We present Story2Board, a training‑free framework for expressive storyboard generation from natural language. Existing methods narrowly focus on subject identity, overlooking key aspects of visual storytelling such as spatial composition, background evolution, and narrative pacing. To address this, we introduce a lightweight consistency framework composed of two components: Latent Panel Anchoring, which preserves a shared character reference across panels, and Reciprocal Attention Value Mixing, which softly blends visual features between token pairs with strong reciprocal attention. Together, these mechanisms enhance coherence without architectural changes or fine‑tuning, enabling state‑of‑the‑art diffusion models to generate visually diverse yet consistent storyboards. To structure generation, we use an off‑the‑shelf language model to convert free‑form stories into grounded panel‑level prompts. To evaluate, we propose the Rich Storyboard Benchmark and a Scene Diversity metric that quantify layout variation and background‑grounded storytelling, in addition to consistency.
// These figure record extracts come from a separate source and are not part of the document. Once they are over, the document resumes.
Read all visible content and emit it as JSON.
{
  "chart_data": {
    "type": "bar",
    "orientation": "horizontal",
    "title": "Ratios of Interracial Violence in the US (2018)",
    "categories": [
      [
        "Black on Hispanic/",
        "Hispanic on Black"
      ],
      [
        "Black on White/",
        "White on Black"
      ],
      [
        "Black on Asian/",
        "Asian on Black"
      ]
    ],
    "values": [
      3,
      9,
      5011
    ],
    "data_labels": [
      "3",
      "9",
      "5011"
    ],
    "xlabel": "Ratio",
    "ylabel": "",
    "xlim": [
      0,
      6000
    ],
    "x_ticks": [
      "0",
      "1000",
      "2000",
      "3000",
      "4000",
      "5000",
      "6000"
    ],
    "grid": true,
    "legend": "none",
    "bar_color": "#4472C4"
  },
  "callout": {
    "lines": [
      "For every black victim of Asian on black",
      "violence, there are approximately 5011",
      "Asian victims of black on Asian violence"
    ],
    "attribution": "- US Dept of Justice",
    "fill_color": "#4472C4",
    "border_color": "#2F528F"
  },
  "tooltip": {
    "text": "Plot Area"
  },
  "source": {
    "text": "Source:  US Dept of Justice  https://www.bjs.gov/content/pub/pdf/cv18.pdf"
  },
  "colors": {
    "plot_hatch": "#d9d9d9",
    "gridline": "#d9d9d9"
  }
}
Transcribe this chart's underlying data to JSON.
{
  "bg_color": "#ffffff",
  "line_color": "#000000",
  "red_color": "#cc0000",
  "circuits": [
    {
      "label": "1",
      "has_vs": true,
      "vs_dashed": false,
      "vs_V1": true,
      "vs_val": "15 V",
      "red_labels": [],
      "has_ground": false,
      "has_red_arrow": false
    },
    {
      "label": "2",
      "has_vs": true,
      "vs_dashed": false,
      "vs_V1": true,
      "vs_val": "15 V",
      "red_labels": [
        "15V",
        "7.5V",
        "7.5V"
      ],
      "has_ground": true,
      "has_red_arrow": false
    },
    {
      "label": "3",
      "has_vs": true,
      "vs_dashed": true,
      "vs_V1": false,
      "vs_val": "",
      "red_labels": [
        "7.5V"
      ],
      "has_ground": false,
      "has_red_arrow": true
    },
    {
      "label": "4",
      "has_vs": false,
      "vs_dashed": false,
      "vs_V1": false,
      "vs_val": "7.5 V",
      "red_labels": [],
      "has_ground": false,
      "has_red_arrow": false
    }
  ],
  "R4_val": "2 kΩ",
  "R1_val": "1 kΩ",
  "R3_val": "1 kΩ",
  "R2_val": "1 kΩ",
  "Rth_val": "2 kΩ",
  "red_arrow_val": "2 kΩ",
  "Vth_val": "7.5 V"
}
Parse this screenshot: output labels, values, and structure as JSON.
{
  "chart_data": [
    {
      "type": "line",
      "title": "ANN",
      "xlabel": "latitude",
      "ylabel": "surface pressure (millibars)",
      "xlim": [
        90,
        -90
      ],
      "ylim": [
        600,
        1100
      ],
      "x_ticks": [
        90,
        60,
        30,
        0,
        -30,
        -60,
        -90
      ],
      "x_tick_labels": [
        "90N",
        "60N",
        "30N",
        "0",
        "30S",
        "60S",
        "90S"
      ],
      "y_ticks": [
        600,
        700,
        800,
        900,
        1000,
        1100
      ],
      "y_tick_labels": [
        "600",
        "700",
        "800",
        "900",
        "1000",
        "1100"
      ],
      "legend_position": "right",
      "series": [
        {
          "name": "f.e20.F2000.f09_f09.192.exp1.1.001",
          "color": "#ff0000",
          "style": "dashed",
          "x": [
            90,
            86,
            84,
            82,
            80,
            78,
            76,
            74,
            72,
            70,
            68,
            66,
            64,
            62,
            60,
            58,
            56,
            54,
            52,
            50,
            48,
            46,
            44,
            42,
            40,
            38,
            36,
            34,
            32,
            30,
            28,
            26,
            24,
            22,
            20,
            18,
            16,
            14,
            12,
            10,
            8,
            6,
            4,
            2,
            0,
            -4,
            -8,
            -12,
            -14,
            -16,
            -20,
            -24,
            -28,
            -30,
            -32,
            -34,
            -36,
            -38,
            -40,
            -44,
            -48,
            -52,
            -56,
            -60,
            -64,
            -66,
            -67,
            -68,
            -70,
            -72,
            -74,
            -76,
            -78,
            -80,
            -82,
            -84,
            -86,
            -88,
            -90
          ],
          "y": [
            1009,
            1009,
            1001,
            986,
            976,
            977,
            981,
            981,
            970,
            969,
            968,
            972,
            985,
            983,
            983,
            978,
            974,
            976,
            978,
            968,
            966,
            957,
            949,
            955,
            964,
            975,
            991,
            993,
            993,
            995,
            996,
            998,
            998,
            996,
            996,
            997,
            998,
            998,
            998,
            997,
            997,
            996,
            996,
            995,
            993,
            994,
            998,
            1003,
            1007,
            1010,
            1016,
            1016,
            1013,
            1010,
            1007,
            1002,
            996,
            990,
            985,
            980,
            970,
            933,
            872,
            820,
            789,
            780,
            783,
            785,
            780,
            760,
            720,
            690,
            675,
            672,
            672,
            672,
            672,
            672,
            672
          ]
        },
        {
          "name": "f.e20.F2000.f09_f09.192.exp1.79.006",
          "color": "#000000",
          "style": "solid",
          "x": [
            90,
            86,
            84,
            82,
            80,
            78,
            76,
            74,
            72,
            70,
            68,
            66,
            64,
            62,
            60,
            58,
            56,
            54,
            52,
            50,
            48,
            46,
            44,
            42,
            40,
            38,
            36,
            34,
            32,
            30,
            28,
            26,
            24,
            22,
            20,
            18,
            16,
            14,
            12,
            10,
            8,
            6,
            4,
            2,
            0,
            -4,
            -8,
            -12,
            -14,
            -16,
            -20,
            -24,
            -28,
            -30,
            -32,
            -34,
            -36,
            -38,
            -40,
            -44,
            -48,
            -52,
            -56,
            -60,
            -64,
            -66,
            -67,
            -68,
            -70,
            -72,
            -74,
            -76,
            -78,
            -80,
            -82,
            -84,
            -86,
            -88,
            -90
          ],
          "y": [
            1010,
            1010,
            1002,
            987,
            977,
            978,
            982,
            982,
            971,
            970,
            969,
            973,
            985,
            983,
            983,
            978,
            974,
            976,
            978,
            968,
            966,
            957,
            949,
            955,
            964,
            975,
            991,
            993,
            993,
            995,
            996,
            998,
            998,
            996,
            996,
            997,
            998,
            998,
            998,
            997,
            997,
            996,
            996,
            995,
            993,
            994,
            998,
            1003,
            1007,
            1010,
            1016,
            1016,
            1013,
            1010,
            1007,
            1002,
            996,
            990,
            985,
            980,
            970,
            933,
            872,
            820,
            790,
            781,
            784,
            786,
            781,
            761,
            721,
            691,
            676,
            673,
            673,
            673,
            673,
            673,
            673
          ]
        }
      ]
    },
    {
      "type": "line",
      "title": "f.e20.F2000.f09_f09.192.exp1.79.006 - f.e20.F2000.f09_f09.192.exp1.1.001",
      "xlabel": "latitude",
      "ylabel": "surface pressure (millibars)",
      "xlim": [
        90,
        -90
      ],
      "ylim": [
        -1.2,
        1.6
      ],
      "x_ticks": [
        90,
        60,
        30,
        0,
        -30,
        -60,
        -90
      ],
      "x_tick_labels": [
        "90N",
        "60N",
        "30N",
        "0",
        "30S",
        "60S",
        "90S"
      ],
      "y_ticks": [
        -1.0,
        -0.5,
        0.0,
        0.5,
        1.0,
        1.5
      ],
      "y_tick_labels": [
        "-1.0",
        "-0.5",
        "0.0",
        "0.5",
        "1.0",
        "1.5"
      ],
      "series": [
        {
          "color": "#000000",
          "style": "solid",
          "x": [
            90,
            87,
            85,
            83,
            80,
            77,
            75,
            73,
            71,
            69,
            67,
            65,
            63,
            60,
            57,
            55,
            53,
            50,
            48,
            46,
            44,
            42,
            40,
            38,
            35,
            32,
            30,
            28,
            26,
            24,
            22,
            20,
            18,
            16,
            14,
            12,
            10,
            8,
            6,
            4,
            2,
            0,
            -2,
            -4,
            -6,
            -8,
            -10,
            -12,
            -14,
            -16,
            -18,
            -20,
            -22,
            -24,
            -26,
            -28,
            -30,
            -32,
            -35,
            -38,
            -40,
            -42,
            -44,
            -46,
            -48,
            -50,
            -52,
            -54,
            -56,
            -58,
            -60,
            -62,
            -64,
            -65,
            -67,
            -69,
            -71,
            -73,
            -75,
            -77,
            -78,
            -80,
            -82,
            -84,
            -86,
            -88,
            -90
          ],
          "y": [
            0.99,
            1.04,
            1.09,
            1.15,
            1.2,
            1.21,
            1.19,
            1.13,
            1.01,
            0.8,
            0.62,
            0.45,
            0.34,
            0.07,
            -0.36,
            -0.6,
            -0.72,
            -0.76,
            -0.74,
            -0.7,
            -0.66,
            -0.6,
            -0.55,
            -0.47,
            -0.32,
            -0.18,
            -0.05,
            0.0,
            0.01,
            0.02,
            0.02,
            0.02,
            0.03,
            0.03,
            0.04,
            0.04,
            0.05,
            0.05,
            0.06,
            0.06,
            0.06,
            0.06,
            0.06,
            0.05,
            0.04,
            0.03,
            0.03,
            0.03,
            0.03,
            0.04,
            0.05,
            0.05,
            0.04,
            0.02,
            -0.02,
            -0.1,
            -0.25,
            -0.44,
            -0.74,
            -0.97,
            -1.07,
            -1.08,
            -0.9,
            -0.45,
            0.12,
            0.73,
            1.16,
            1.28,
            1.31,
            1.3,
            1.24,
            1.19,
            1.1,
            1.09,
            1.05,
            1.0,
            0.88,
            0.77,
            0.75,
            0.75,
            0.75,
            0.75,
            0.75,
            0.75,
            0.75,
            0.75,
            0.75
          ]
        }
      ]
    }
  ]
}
Our goal is to represent a narrative as a coherent sequence of storyboard panels -- each depicting a different scene while preserving the identity and appearance of the main character(s). To achieve this, we generate all panels in a batch, with one reference panel that serves as a shared visual reference. During generation, we maintain consistency by replacing the reference region of each latent with the corresponding region from the batch’s reference panel, and we apply Reciprocal Attention Value Mixing (RAVM) to blend the reference’s features into the target panels’ self-attention layers. This combination enforces identity consistency while allowing each panel to retain its own scene layout and composition.
RAVM details. While an reference panel helps maintain overall identity consistency across scenes, it alone is not enough to capture fine-grained details. Subtle features--like the exact shape of a hand or the expression on a face--can still drift. Our Reciprocal Attention Value Mixing (RAVM) addresses this by identifying individual tokens in the reference and target panels that strongly attend to each other across the batch. We then blend their value representations in self-attention, ensuring that the most semantically aligned regions reinforce each other’s appearance.
Unlike prior approaches that rely on coarse cross-attention maps to locate characters, RAVM operates directly at the token level, enabling a more precise and fine-grained blending scheme. Also, RAVM only modifies value embeddings, which affects appearance without interfering with the scene layout generated by the model.